Erstellt am 11. Mai 2016, 08:24

von Benjamin Schlöglhofer

Kriegsende: Deutsche Fahne auf Halbmast. Ein Kreuzstettner hisst jeden 8. Mai eine Deutschlandflagge mit Eisernem Kreuz. Im Gedenken an Vertriebene, meint er.

Alle Jahre wieder hisst David Hill diese Fahne auf seinem Grundstück.  |  NOEN, zVg

In der kleinen Gemeinde Kreuzstetten gedenkt ein Mann des Endes des Zweiten Weltkrieges jedes Jahr auf seine ganz eigene Weise.

Von 7. bis 9. Mai zieht David Hill am Fahnenmast in seinem Garten eine deutsche Flagge mit Eisernem Kreuz. Er sagt, er gedenke der vertriebenen Deutschen aus der damaligen Tschechoslowakei.

Der Kreuzstettner feiert nicht, wie das offizielle Österreich mit dem „Fest der Freude“, die Befreiung vom Nationalsozialistischen Regime am 8. Mai 1945.

„Nicht alle sahen den 8. Mai 1945 als Befreiung!“

Er sagt, er gedenke der Vertriebenen der Südmährer aus Tschechien. „Für mich ist ein ,Fest der Freude‘ eine Infamie. Man blendet die Opfer aus.“

Die Familie des etwa 40-Jährigen wurde damals ebenfalls aus Südmähren vertrieben. Diesen Opfern des Weltkrieges gedenke das offizielle Österreich nicht, sagt Hill. „Nicht alle sahen das als Befreiung“, fügt er hinzu: „Solange es dieses Fest am 8. Mai gibt, werde ich die Flagge hissen!“

Eine extrem rechte Sichtweise der Geschichte? „Es gab auf beiden Seiten Opfer, keiner ist da mehr schuld als die anderen“, sagt Hill. „Die Tschechen waren genauso grausam und nehmen bis heute einige Punkte der Benes-Dekrete nicht zurück!“ Mit dem „Fest der Freude“ würden ganze Opfergruppen einfach ausgeklammert, dagegen wolle er protestieren.


Im Detail

  • Erste Vertreibungen der deutschsprachigen Bevölkerung im Sudetengebiet begannen am 5. Mai 1945.
  • Seit 1996 war es bei rechten Wiener Burschenschaftern Tradition, am 8. Mai eine Trauerfeier, offiziell im Gedenken an die im Krieg verstorbenen Soldaten, abzuhalten.
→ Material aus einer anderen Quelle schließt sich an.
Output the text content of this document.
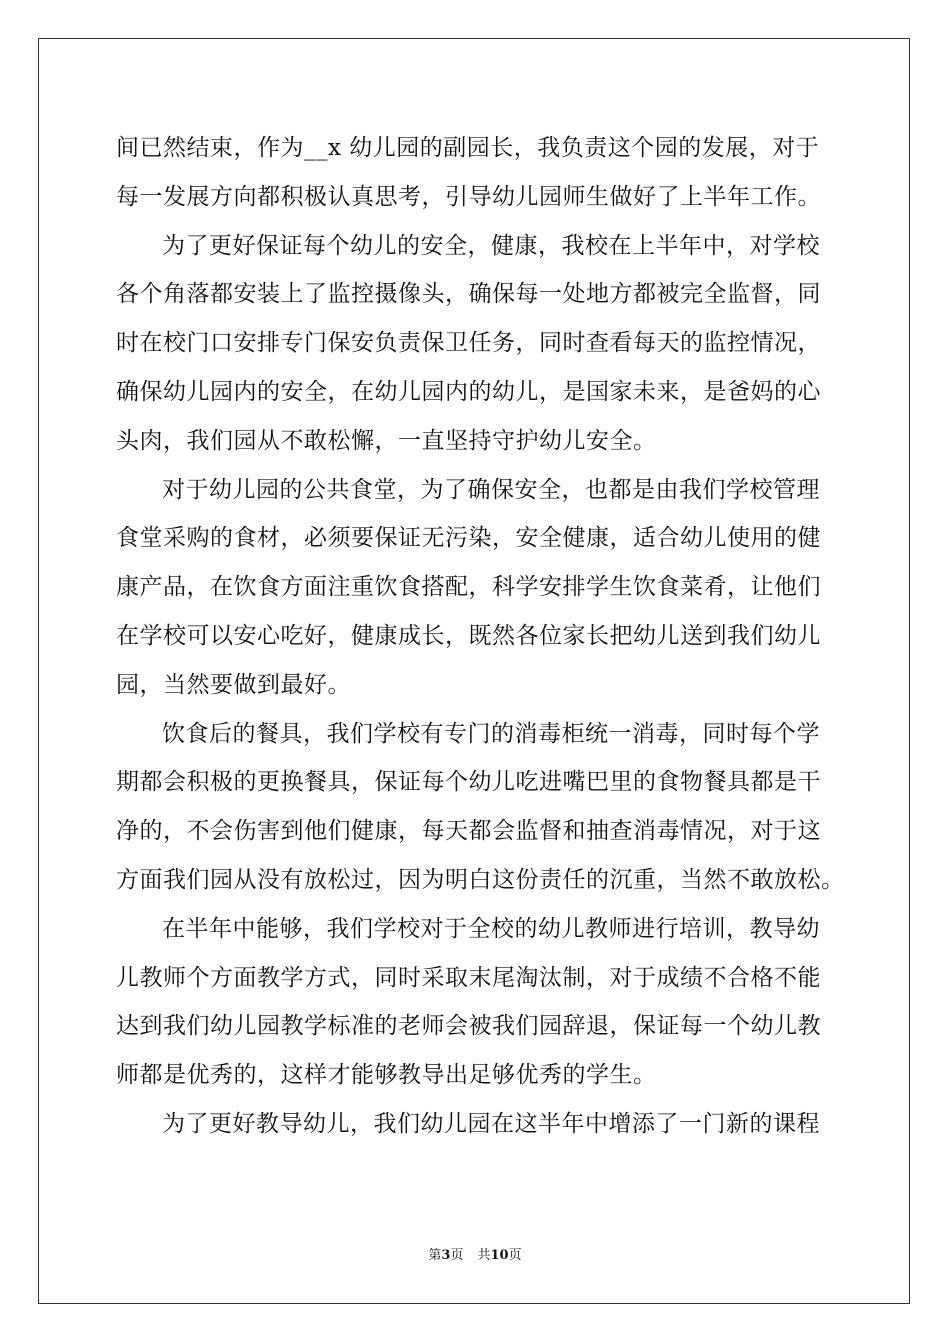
间已然结束，作为__x 幼儿园的副园长，我负责这个园的发展，对于
每一发展方向都积极认真思考，引导幼儿园师生做好了上半年工作。
为了更好保证每个幼儿的安全，健康，我校在上半年中，对学校
各个角落都安装上了监控摄像头，确保每一处地方都被完全监督，同
时在校门口安排专门保安负责保卫任务，同时查看每天的监控情况，
确保幼儿园内的安全，在幼儿园内的幼儿，是国家未来，是爸妈的心
头肉，我们园从不敢松懈，一直坚持守护幼儿安全。
对于幼儿园的公共食堂，为了确保安全，也都是由我们学校管理
食堂采购的食材，必须要保证无污染，安全健康，适合幼儿使用的健
康产品，在饮食方面注重饮食搭配，科学安排学生饮食菜肴，让他们
在学校可以安心吃好，健康成长，既然各位家长把幼儿送到我们幼儿
园，当然要做到最好。
饮食后的餐具，我们学校有专门的消毒柜统一消毒，同时每个学
期都会积极的更换餐具，保证每个幼儿吃进嘴巴里的食物餐具都是干
净的，不会伤害到他们健康，每天都会监督和抽查消毒情况，对于这
方面我们园从没有放松过，因为明白这份责任的沉重，当然不敢放松。
在半年中能够，我们学校对于全校的幼儿教师进行培训，教导幼
儿教师个方面教学方式，同时采取末尾淘汰制，对于成绩不合格不能
达到我们幼儿园教学标准的老师会被我们园辞退，保证每一个幼儿教
师都是优秀的，这样才能够教导出足够优秀的学生。
为了更好教导幼儿，我们幼儿园在这半年中增添了一门新的课程
第3页 共10页
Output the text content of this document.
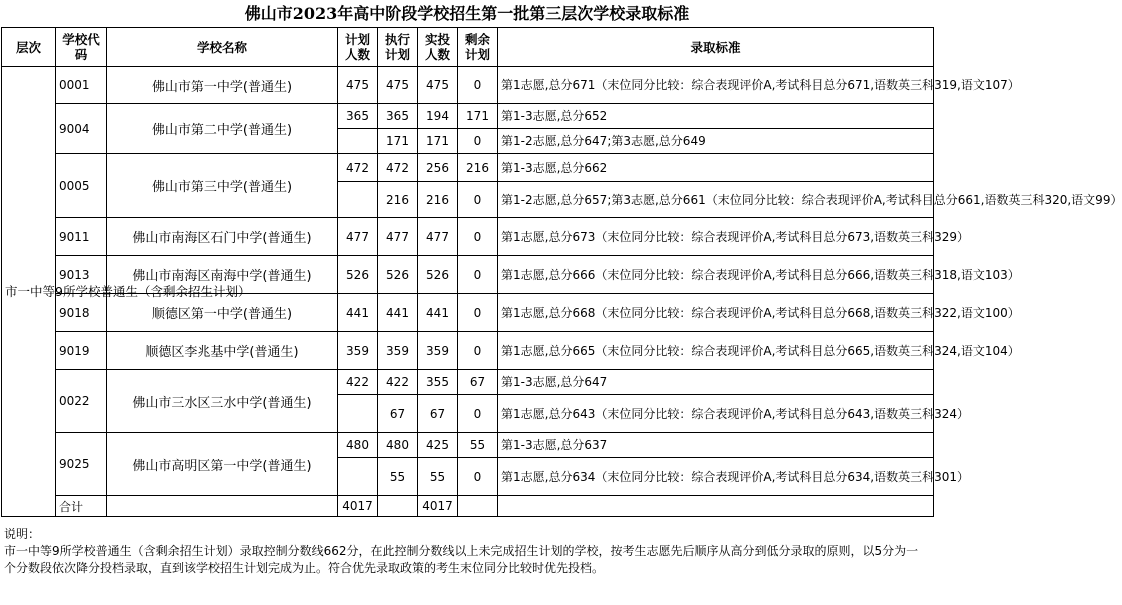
佛山市2023年高中阶段学校招生第一批第三层次学校录取标准
层次	学校代码	学校名称	计划人数	执行计划	实投人数	剩余计划	录取标准
市一中等9所学校普通生（含剩余招生计划）	0001	佛山市第一中学(普通生)	475	475	475	0	第1志愿,总分671（末位同分比较：综合表现评价A,考试科目总分671,语数英三科319,语文107）
	9004	佛山市第二中学(普通生)	365	365	194	171	第1-3志愿,总分652
				171	171	0	第1-2志愿,总分647;第3志愿,总分649
	0005	佛山市第三中学(普通生)	472	472	256	216	第1-3志愿,总分662
				216	216	0	第1-2志愿,总分657;第3志愿,总分661（末位同分比较：综合表现评价A,考试科目总分661,语数英三科320,语文99）
	9011	佛山市南海区石门中学(普通生)	477	477	477	0	第1志愿,总分673（末位同分比较：综合表现评价A,考试科目总分673,语数英三科329）
	9013	佛山市南海区南海中学(普通生)	526	526	526	0	第1志愿,总分666（末位同分比较：综合表现评价A,考试科目总分666,语数英三科318,语文103）
	9018	顺德区第一中学(普通生)	441	441	441	0	第1志愿,总分668（末位同分比较：综合表现评价A,考试科目总分668,语数英三科322,语文100）
	9019	顺德区李兆基中学(普通生)	359	359	359	0	第1志愿,总分665（末位同分比较：综合表现评价A,考试科目总分665,语数英三科324,语文104）
	0022	佛山市三水区三水中学(普通生)	422	422	355	67	第1-3志愿,总分647
				67	67	0	第1志愿,总分643（末位同分比较：综合表现评价A,考试科目总分643,语数英三科324）
	9025	佛山市高明区第一中学(普通生)	480	480	425	55	第1-3志愿,总分637
				55	55	0	第1志愿,总分634（末位同分比较：综合表现评价A,考试科目总分634,语数英三科301）
	合计		4017		4017		
说明：
市一中等9所学校普通生（含剩余招生计划）录取控制分数线662分，在此控制分数线以上未完成招生计划的学校，按考生志愿先后顺序从高分到低分录取的原则，以5分为一个分数段依次降分投档录取，直到该学校招生计划完成为止。符合优先录取政策的考生末位同分比较时优先投档。
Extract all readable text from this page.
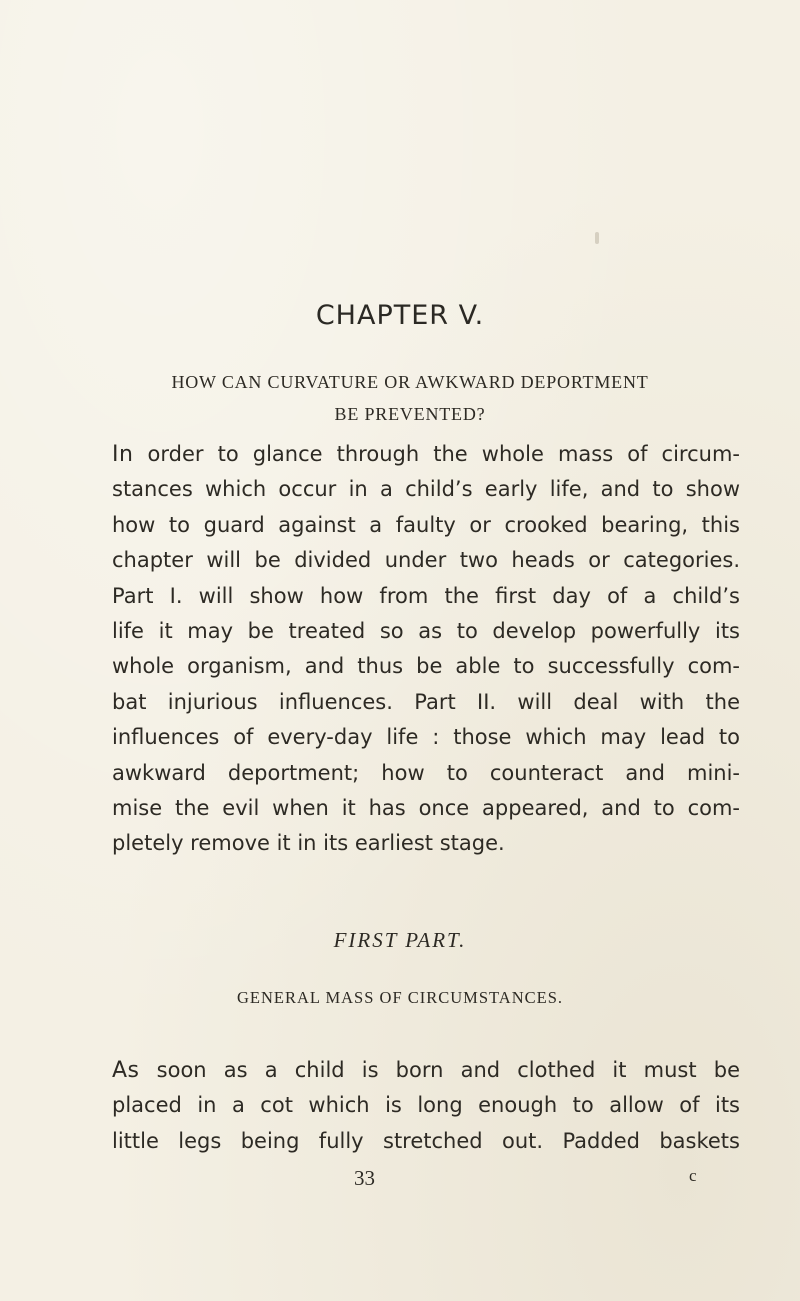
CHAPTER V.
HOW CAN CURVATURE OR AWKWARD DEPORTMENT
BE PREVENTED?
In order to glance through the whole mass of circum-
stances which occur in a child’s early life, and to show
how to guard against a faulty or crooked bearing, this
chapter will be divided under two heads or categories.
Part I. will show how from the first day of a child’s
life it may be treated so as to develop powerfully its
whole organism, and thus be able to successfully com-
bat injurious influences. Part II. will deal with the
influences of every-day life : those which may lead to
awkward deportment; how to counteract and mini-
mise the evil when it has once appeared, and to com-
pletely remove it in its earliest stage.
FIRST PART.
GENERAL MASS OF CIRCUMSTANCES.
As soon as a child is born and clothed it must be
placed in a cot which is long enough to allow of its
little legs being fully stretched out. Padded baskets
33	c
Die Veranstaltung wirkt mehr wie Trauer um einen verlorenen Krieg, als Freude über Befreiung von einer Diktatur, unter der Millionen Menschen starben, sagen Kritiker. Einige Jahre fand die Mahnwache am Heldenplatz statt.
  • 2013 unterband der damalige Verteidigungsminister die von vielen als Provokation verstandene Aktion, indem er die Burschenschafter mit dem ersten „Fest der Freude“ vom Platz verdrängte.